⭐⭐
I really wanted to like The North Woods, but by the time I finished it, I mostly felt tired and a bit let down.
The biggest issue for me is the pacing. The story takes an absolute age to get going. There’s a lot of scene-setting, atmosphere-building, and slow circling around ideas, which isn’t a bad thing in theory — I enjoy a patient book when I know it’s heading somewhere. Here, though, it feels like the book is constantly clearing its throat, promising that something significant is just around the corner. I kept thinking, right, now we’re getting into it, only to realise fifty pages later that we were still in the same holding pattern.

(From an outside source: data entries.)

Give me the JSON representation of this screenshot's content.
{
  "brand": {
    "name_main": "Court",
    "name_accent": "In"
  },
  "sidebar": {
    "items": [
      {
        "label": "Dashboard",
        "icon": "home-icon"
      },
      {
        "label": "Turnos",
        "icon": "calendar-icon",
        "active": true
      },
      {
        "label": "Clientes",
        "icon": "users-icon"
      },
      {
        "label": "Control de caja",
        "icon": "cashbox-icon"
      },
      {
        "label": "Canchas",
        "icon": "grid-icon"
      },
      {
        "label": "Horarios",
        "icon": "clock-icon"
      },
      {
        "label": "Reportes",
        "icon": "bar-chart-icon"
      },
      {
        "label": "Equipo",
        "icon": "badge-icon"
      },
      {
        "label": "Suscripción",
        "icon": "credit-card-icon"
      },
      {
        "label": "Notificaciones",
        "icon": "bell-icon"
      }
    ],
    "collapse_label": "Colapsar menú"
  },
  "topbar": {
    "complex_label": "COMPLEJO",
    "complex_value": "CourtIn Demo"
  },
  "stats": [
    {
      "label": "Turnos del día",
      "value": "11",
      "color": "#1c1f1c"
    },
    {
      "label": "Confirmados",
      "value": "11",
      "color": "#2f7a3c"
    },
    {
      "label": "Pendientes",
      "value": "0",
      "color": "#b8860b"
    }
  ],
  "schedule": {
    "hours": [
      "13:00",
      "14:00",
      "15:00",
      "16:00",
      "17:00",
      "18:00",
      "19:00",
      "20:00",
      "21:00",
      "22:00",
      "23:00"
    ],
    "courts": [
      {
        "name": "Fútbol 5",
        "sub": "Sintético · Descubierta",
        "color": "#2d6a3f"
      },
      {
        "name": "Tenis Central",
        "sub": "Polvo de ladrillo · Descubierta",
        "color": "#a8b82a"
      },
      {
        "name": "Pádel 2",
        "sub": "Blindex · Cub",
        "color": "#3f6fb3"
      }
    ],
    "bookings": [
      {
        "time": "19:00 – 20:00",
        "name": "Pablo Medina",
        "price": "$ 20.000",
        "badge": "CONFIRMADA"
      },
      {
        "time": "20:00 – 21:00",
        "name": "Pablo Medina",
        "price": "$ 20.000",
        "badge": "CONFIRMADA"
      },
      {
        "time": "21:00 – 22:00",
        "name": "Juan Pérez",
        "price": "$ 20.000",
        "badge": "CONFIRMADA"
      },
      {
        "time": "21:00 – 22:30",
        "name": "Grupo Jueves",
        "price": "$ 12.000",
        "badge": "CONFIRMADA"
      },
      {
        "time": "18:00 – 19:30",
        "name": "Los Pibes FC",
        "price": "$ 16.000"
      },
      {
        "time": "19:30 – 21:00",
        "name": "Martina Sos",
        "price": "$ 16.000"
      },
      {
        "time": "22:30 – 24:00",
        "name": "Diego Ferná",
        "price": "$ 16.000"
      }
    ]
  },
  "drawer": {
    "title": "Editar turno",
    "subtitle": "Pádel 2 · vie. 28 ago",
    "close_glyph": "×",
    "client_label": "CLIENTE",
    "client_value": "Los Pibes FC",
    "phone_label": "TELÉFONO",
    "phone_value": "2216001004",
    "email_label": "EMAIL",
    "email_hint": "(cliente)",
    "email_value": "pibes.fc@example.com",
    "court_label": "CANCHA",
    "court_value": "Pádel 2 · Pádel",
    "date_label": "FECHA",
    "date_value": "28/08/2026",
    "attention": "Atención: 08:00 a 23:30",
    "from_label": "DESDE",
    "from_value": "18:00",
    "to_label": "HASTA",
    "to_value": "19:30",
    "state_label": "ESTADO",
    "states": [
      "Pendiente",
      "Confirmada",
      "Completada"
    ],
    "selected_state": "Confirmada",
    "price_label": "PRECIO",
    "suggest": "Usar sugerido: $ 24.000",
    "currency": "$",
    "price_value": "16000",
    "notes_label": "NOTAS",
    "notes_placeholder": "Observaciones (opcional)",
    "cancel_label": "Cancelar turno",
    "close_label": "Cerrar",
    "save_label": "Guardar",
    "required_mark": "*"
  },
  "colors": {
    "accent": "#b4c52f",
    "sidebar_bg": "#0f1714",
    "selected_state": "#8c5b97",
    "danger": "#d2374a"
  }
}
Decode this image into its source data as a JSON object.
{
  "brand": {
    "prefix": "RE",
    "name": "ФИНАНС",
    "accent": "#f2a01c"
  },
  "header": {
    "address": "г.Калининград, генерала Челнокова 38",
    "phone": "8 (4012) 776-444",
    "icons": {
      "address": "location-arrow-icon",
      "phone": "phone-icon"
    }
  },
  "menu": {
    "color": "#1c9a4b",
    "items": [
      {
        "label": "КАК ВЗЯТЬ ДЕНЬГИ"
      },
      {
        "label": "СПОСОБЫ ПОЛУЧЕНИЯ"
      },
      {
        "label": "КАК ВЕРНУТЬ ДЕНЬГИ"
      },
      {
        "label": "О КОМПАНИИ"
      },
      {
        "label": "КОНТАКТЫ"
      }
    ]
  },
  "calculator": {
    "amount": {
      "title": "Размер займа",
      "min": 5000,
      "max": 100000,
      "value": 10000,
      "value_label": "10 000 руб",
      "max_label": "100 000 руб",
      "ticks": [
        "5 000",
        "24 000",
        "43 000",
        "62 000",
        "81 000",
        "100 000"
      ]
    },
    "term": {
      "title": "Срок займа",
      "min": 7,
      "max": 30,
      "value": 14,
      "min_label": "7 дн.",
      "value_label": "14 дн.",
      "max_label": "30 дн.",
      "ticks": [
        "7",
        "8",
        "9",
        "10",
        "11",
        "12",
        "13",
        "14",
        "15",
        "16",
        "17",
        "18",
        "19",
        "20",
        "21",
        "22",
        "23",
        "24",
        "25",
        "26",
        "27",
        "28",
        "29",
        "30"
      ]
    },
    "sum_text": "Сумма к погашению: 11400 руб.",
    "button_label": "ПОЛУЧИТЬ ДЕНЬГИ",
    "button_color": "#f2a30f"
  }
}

And then, when it finally does start to feel like it might kick into gear… it doesn’t really go anywhere. Threads are introduced, moods deepen, tensions hint at something darker or more revelatory, but very little actually lands. The payoff never quite arrives, which makes all that early slowness feel unjustified in retrospect. Slow burns live or die on their endings, and this one just fizzles rather than ignites.
The writing itself is competent, sometimes even nicely restrained, and there are moments where the sense of place is genuinely strong. You can tell the author cares about atmosphere and texture, and I appreciated that on a sentence-by-sentence level. Unfortunately, good prose can only carry you so far when the narrative momentum is this weak. Eventually, it starts to feel like beautifully described stalling.
By the end, I wasn’t angry so much as underwhelmed. I didn’t hate reading it, but I also can’t say it gave me much in return for the time it asked of me. For readers who love very quiet, meandering stories where mood matters more than movement, there might be something here. For me, it just took too long to start and then never justified the wait.